Kejadian ini sudah terjadi setahun yang lalu, tapi detail kejadian dan suasana hati saya di hari itu akan selalu membekas di hati saya. Saya perhatikan, pameran pendidikan di mall seringkali diselenggarakan setiap bulan September, setiap tahunnya.

Tadi sore saya hunting kado buat si dede di Keris Gallery. Kembali tanpa sengaja saya melihat dress pink yang dulu pernah saya beli untuk Gaby. Hanya saja sekarang motif brukatnya sedikit berbeda dan ukurannya tidak ada yang sebesar ukuran badan Gaby.

Suasana di mall hari ini seolah-olah menyeret saya untuk kembali ke peristiwa satu tahun yang lalu.
Setelah saya selesai mendapatkan barang yang saya cari, saya pun bergegas untuk pulang. Namun pikiran saya seperti heng dan ngeblank. Saya lupa dimana tadi saya memarkir kendaraan saya. Saya ingat pintu gate masuknya, tapi saya tidak ingat sama sekali patokan zona parkirnya.

Biasanya ngga pernah saya pikun seperti itu. Rasanya seperti korslet nih otak.

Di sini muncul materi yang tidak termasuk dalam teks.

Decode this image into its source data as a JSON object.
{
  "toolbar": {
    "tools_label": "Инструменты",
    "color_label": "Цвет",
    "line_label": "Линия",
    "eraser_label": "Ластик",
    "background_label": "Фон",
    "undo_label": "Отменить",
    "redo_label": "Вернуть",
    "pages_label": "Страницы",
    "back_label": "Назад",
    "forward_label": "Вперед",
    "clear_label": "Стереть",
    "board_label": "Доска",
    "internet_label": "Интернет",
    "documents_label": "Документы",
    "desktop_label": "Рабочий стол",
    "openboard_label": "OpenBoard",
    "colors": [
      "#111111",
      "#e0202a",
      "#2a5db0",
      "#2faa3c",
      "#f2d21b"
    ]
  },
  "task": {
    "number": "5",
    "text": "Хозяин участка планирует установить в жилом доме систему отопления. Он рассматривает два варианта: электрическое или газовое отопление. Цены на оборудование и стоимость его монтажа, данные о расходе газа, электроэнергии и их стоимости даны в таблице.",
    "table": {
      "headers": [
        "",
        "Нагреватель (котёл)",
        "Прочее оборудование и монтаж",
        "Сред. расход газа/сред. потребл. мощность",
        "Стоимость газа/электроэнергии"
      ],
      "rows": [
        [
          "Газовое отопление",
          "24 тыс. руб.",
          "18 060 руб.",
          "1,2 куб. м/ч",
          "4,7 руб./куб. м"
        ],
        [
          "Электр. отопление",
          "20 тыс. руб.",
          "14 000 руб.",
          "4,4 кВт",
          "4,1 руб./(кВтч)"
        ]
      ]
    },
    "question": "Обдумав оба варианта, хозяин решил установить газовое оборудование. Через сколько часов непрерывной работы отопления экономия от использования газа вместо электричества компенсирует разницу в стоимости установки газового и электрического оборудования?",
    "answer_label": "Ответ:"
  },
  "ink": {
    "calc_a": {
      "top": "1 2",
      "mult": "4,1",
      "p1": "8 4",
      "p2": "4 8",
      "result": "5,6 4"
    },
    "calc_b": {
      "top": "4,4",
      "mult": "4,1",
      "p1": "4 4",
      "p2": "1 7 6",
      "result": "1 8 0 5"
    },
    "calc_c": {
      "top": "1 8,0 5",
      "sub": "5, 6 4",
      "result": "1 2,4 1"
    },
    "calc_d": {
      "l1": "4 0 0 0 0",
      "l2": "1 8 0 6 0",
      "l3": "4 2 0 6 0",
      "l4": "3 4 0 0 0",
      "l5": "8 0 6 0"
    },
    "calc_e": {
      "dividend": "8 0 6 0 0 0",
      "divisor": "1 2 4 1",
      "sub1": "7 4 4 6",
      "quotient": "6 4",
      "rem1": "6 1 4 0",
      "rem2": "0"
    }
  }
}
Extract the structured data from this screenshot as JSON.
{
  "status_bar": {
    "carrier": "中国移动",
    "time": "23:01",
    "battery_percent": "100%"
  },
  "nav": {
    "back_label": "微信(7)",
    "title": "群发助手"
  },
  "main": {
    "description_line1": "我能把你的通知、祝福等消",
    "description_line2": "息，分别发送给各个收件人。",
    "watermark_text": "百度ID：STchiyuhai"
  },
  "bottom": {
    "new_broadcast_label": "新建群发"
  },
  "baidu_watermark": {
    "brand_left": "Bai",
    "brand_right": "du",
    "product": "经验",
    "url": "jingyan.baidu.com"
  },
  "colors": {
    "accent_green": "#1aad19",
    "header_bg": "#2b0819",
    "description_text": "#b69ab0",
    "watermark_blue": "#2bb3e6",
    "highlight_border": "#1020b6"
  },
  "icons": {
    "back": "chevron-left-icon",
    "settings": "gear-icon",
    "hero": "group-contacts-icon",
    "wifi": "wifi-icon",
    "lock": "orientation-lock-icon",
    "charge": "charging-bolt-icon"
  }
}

Setelah beberapa kali berputar-putar di zona-zona parkir sekitar pintu masuk, untung akhirnya ketemu juga kendaraan saya.
Tadi hampir saja saya hendak meminta bantuan security yang suka keliling bersepeda di area parkiran, namun tidak jadi karena Tuhan sudah membantu saya menemukan kendaraan saya.

Dalam menghadapi persoalan-persoalan kecil Tuhan selalu membantu saya. Itulah yang meyakinkan saya bahwa Dia pun pasti akan menolong saya dalam menghadapi persoalan-persoalan yang besar. Amin.